TOPIC OF THE WEEK: CA positions firm up in CCA in 3Q24

CAUCASUS / CENTRAL ASIA - Report 10 Jan 2025 by Ivan Tchakarov

The 3Q24 data for our CCA economies, which was published late last year, shows that the regional current account position has continued to improve, although it remains in deficit. In particular, the CA deficit ex-Azerbaijan has come in at 1.7 percent of GDP vs 2.0 percent of GDP in 2Q and 3.1 percent of GDP in 1Q (4-q ma basis). Including the only energy exporter in our sample, Azerbaijan, yields a small surplus of 0.2 percent of GDP (vs. a broadly neutral position in 2Q and a deficit of 0.7 percent of GDP in 1Q).

Three countries registered surpluses, Georgia, Azerbaijan and Tajikistan, although the driving forces for that were markedly different. Georgia benefited from the seasonally strong performance of services, chiefly tourism, which proved resilient to the fraught political backdrop. Azerbaijan has traditionally enjoyed a robust trade surplus, which underpinned the CA surplus, while Tajikistan saw higher-than-anticipated remittances. The latter was also key in driving the much improved CA deficit in Uzbekistan, while in Armenia it was mainly the wider trade gap that led to the widening CA deficit in the quarter.

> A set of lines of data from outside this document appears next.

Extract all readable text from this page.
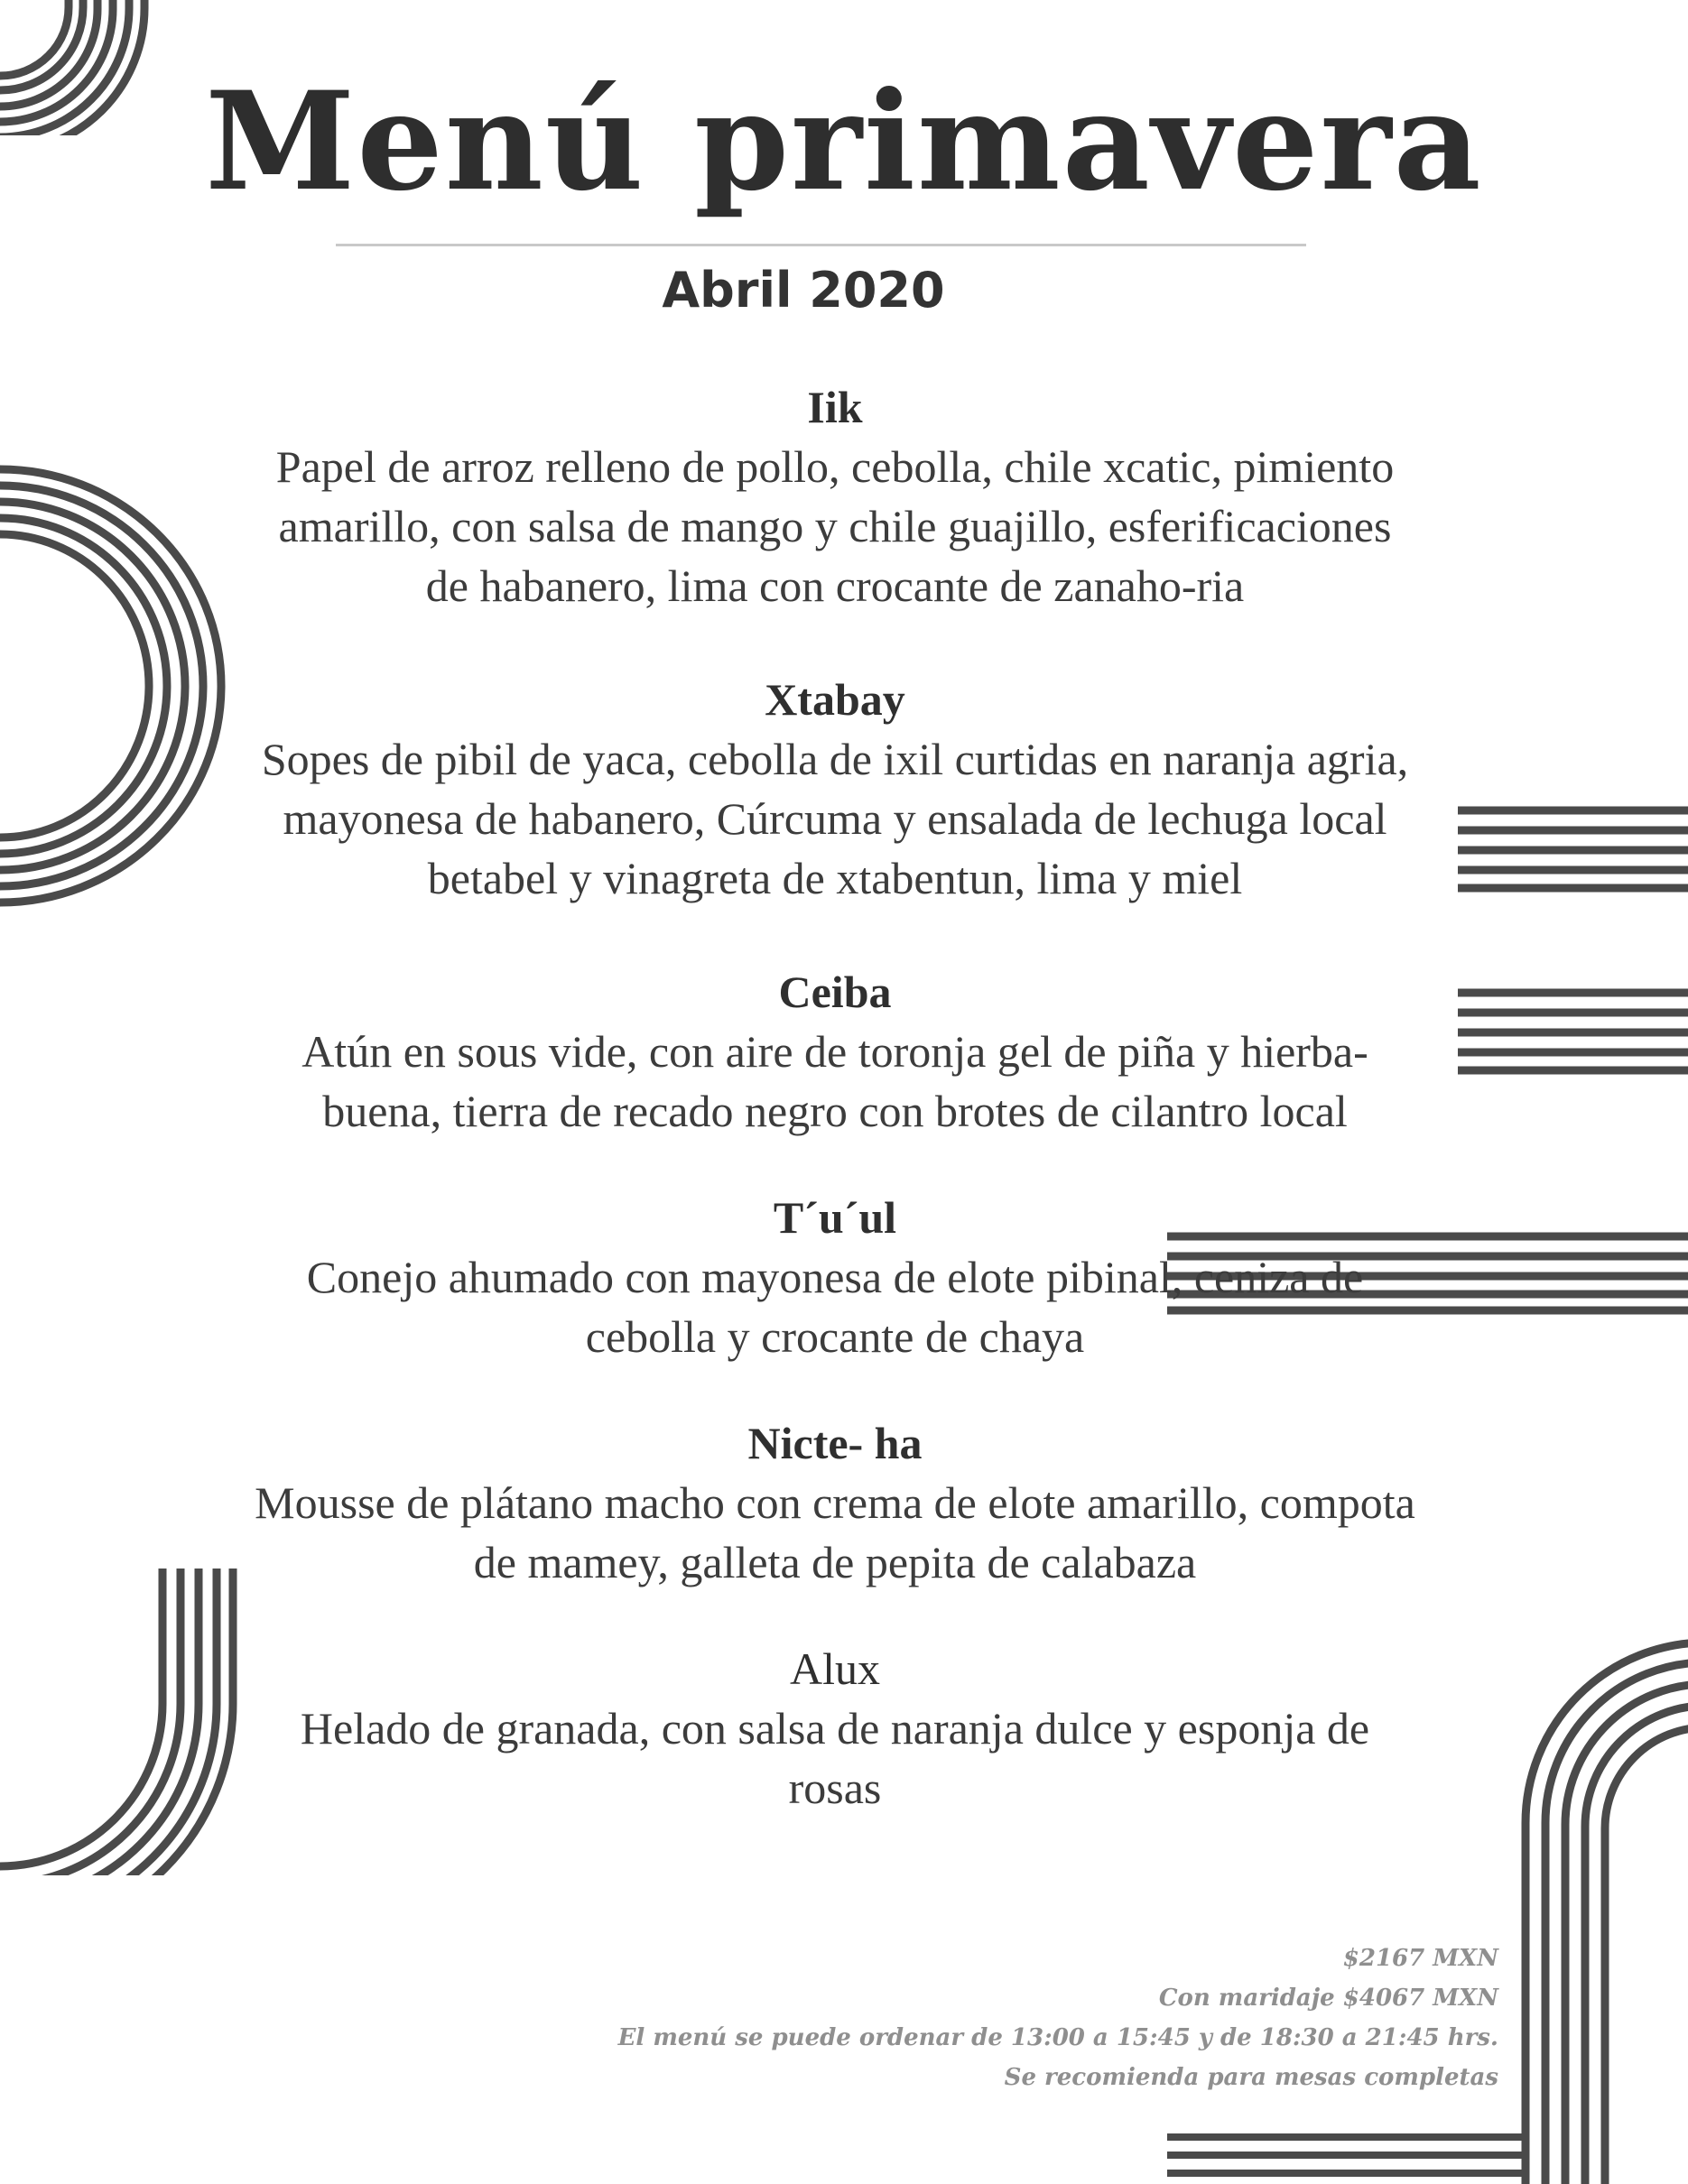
Menú primavera
Abril 2020
Iik

Papel de arroz relleno de pollo, cebolla, chile xcatic, pimiento amarillo, con salsa de mango y chile guajillo, esferificaciones de habanero, lima con crocante de zanaho-ria

Xtabay

Sopes de pibil de yaca, cebolla de ixil curtidas en naranja agria, mayonesa de habanero, Cúrcuma y ensalada de lechuga local betabel y vinagreta de xtabentun, lima y miel

Ceiba

Atún en sous vide, con aire de toronja gel de piña y hierba-buena, tierra de recado negro con brotes de cilantro local

T´u´ul

Conejo ahumado con mayonesa de elote pibinal, ceniza de cebolla y crocante de chaya

Nicte- ha

Mousse de plátano macho con crema de elote amarillo, compota de mamey, galleta de pepita de calabaza

Alux

Helado de granada, con salsa de naranja dulce y esponja de rosas

$2167 MXN
Con maridaje $4067 MXN
El menú se puede ordenar de 13:00 a 15:45 y de 18:30 a 21:45 hrs.
Se recomienda para mesas completas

The broader improvement of external positions has benefited reserve accumulation, with the notable exception of Georgia. This has also manifested itself in some increase of FX reserve import cover for the region as a whole. This is primarily driven by improvements in Uzbekistan and Tajikistan, and the traditionally large FX buffer in Azerbaijan. Armenia and Georgia continue to exhibit low reserves cover, which constitutes a key external risk for these two economies.

I anticipate CAs to vacillate around 2.5 percent of GDP in 2024 and 2025 and see Azerbaijan and Tajikistan remaining in surplus CA positions, with Armenia, Georgia and Uzbekistan continuing to run CA deficits. While I forecast Uzbekistan to continue to face the largest external gap this year, it will be cushioned by the most copious FX reserve cover in the CCA. Armenia and Georgia will need to manage somewhat smaller, if still significant, CA deficits with much thinner FX buffers.